At the age of 16, Qian Yongjian won the Westinghouse Science Award specially established for middle school students for a chemistry project funded by the National Science Foundation. However, when Qian Yongjian was a student at Harvard University, he did not like the chemistry teaching method at that time, and his interest began to shift to neuroscience. Later, he received a scholarship to study for a doctoral degree at the University of Cambridge in England, and his assigned supervisor was Richard Adrian.

At that time, Qian Yongjian’s eldest brother Qian Yongyou (Richard Tsien) happened to return from Oxford, England. Qian Yongyou later worked at Stanford University and, like Qian Yongjian, became an academician of the National Academy of Sciences. Qian Yongyou told his brother that Adrian was an electrophysiologist who studied muscles. Qian Yongjian was stunned because what he wanted to study at that time was the brain.

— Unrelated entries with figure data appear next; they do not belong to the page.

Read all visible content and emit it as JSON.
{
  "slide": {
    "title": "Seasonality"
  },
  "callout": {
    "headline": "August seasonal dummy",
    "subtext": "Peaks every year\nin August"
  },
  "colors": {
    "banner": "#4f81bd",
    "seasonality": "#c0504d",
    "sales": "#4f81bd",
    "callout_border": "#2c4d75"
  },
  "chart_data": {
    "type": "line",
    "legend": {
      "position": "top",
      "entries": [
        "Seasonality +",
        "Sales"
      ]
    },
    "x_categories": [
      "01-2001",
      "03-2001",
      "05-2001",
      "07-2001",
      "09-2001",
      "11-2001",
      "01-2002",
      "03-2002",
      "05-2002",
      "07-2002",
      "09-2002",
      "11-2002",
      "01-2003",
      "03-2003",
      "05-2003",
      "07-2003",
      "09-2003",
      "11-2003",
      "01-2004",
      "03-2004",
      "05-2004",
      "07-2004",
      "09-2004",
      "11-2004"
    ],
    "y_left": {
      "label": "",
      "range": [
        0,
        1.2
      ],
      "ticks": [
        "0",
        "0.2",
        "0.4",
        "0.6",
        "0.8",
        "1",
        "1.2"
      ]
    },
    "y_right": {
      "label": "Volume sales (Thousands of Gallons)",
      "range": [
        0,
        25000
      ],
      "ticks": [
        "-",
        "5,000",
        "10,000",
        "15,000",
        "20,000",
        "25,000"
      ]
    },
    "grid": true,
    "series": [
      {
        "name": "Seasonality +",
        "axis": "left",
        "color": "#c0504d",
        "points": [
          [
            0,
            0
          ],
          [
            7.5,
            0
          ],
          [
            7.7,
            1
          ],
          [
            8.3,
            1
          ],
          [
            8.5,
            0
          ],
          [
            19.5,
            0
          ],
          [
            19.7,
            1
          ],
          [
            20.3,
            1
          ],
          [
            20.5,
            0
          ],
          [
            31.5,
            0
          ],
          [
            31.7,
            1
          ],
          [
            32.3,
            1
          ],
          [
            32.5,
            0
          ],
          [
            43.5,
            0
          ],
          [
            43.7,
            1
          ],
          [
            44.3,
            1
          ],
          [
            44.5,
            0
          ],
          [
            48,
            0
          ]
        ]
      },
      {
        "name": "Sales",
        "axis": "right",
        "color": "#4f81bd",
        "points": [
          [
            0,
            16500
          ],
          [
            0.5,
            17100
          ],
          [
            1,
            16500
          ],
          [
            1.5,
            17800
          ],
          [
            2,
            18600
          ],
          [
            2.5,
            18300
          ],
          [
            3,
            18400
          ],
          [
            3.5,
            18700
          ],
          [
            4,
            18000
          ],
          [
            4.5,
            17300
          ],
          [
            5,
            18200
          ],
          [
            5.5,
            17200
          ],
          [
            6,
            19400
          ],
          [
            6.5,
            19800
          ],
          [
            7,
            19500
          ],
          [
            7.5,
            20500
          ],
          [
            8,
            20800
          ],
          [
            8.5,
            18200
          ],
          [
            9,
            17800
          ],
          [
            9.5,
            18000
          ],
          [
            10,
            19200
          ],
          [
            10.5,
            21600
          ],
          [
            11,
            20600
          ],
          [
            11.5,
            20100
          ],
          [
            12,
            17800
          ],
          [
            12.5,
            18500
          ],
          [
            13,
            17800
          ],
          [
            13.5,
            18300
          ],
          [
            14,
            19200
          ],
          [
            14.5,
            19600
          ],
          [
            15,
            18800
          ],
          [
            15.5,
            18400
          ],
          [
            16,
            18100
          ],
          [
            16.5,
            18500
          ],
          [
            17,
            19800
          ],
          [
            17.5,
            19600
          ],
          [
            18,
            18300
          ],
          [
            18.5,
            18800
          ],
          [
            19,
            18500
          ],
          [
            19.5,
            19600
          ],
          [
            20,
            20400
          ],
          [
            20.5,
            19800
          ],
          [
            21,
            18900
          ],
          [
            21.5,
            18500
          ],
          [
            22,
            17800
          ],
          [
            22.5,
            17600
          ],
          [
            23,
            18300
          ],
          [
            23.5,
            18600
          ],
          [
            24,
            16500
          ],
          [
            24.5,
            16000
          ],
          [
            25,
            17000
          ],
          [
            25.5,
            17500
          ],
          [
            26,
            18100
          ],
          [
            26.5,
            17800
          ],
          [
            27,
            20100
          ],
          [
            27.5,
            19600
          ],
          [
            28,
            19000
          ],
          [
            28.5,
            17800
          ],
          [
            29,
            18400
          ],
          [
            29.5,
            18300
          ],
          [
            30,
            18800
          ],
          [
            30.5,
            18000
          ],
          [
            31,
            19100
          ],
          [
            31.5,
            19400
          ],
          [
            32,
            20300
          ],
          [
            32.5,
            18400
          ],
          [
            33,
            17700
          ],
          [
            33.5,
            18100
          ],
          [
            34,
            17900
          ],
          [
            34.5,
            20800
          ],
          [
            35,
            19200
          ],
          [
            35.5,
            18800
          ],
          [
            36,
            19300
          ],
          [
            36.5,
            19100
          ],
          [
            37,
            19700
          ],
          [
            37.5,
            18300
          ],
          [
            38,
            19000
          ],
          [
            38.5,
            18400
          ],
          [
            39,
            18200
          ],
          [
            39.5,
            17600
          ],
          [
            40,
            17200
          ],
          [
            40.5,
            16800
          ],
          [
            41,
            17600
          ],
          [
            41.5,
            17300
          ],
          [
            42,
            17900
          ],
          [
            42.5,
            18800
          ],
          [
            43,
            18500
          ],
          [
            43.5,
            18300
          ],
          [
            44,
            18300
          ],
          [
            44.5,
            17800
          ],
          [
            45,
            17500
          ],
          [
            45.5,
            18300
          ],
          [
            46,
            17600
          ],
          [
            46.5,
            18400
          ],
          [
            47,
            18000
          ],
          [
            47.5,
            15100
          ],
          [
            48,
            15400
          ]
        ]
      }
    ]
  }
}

However, Adrian gave Qian Yongjian great freedom, and Qian Yongjian began to study how to observe the brain's neural signal network. In 1980, Qian Yongjian invented a dye molecule to detect calcium ion concentration. Calcium ions are important signaling molecules in living organisms. Therefore, Qian Yongjian's invention is widely used in in vivo imaging technology. For a long time, biologists ignored the chemistry of calcium ions, and chemists did not understand the biological significance of calcium ion signals. Qian Yongjian, who has a background in both chemistry and biology, achieved something after many failures.

Two years later, Qian Yongjian married the beautiful girl Wendy (Wendy Globe).